In a time when workplace violence seems to be on the rise, many companies have adopted a strict no tolerance policy even for conduct outside the workplace. In California, however, employers need to be cognizant of the protections afforded individuals that may make such terminations riskier than the company may expect. One employer got just such a reminder last week when a California jury returned an $18M verdict against it for terminating an employee after he was arrested for threatening his girlfriend outside of the workplace.
In Fall 2014, Michael Tilkey, a 30-year employee of a large insurance company, was arrested following a domestic dispute. Police were dispatched after Tilkey’s ex-girlfriend called in claiming Tilkey had been banging forcefully on her door after she locked him out. Tilkey was subsequently arrested on two counts of domestic violence. Tilkey did not inform his employer of his arrest. Ultimately, the charges were dismissed.
The employer learned of Tilkey’s prior arrest in late 2015 after intercepting an email sent to Tilkey’s corporate email account from his ex-girlfriend discussing their domestic dispute. The employer initiated a human resources investigation to determine whether Tilkey had violated any company policies in conjunction with his 2014 arrest. Upon questioning, Tilkey admitted the details of his arrest to the employer’s HR investigator, explained the circumstances, and informed him that all charges were dropped.

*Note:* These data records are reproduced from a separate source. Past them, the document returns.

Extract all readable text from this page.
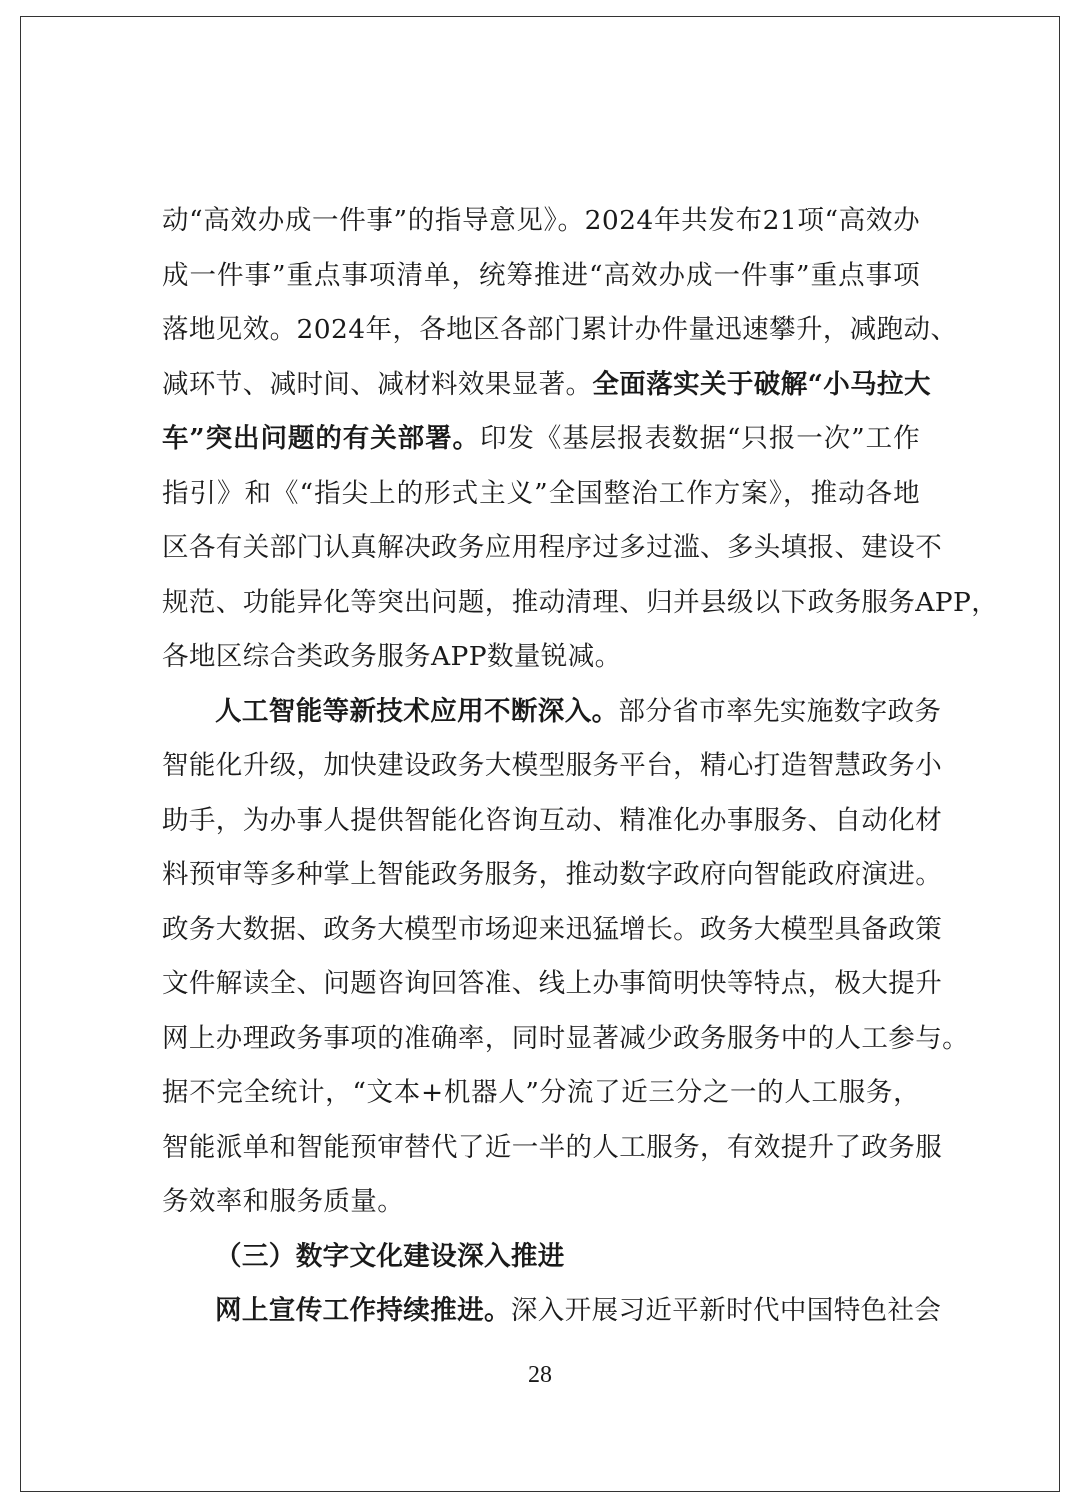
动“高效办成一件事”的指导意见》。2024年共发布21项“高效办
成一件事”重点事项清单，统筹推进“高效办成一件事”重点事项
落地见效。2024年，各地区各部门累计办件量迅速攀升，减跑动、
减环节、减时间、减材料效果显著。全面落实关于破解“小马拉大
车”突出问题的有关部署。印发《基层报表数据“只报一次”工作
指引》和《“指尖上的形式主义”全国整治工作方案》，推动各地
区各有关部门认真解决政务应用程序过多过滥、多头填报、建设不
规范、功能异化等突出问题，推动清理、归并县级以下政务服务APP，
各地区综合类政务服务APP数量锐减。
人工智能等新技术应用不断深入。部分省市率先实施数字政务
智能化升级，加快建设政务大模型服务平台，精心打造智慧政务小
助手，为办事人提供智能化咨询互动、精准化办事服务、自动化材
料预审等多种掌上智能政务服务，推动数字政府向智能政府演进。
政务大数据、政务大模型市场迎来迅猛增长。政务大模型具备政策
文件解读全、问题咨询回答准、线上办事简明快等特点，极大提升
网上办理政务事项的准确率，同时显著减少政务服务中的人工参与。
据不完全统计，“文本+机器人”分流了近三分之一的人工服务，
智能派单和智能预审替代了近一半的人工服务，有效提升了政务服
务效率和服务质量。
（三）数字文化建设深入推进
网上宣传工作持续推进。深入开展习近平新时代中国特色社会
28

According to Tilkey, the investigator found no violation of company policy relating to Tilkey’s arrest and had no plans to take further action. One month later, however, Tilkey’s ex-girlfriend sent an email to the employer’s CEO accusing Tilkey of threatening her during the 2014 domestic dispute and asking the company to conduct a further investigation into the incident.
Shortly thereafter, the employer terminated Tilkey’s employment. When asked for the reason(s) behind his firing, the employer told Tilkey the company had a “strict policy” allowing for the immediate firing of employees “who engage in threats or acts of physical harm or violence.” According to the employer, “threatening anyone” – including third parties unaffiliated with the company – was against company policy.
Tilkey subsequently sued for wrongful termination, claiming his former employer violated Cal. Labor Code 432.7 by terminating him on the basis of a prior arrest not resulting in a conviction. On May 14, 2018, the jury returned a verdict in Tilkey’s favor, finding Tilkey’s prior arrest was a substantial motivating reason for his discharge. The jury awarded Tilkey $2.6 million in actual damages and an additional $16 Million in punitive damages. The employer has since indicated it intends to appeal the verdict and jury award.
While terminating an employee for off-duty conduct may generally fit within the at-will doctrine, this case is a cautionary reminder that an employer should consider whether there are any statutory or other exceptions under California law that may weigh against a termination decision before pulling the trigger.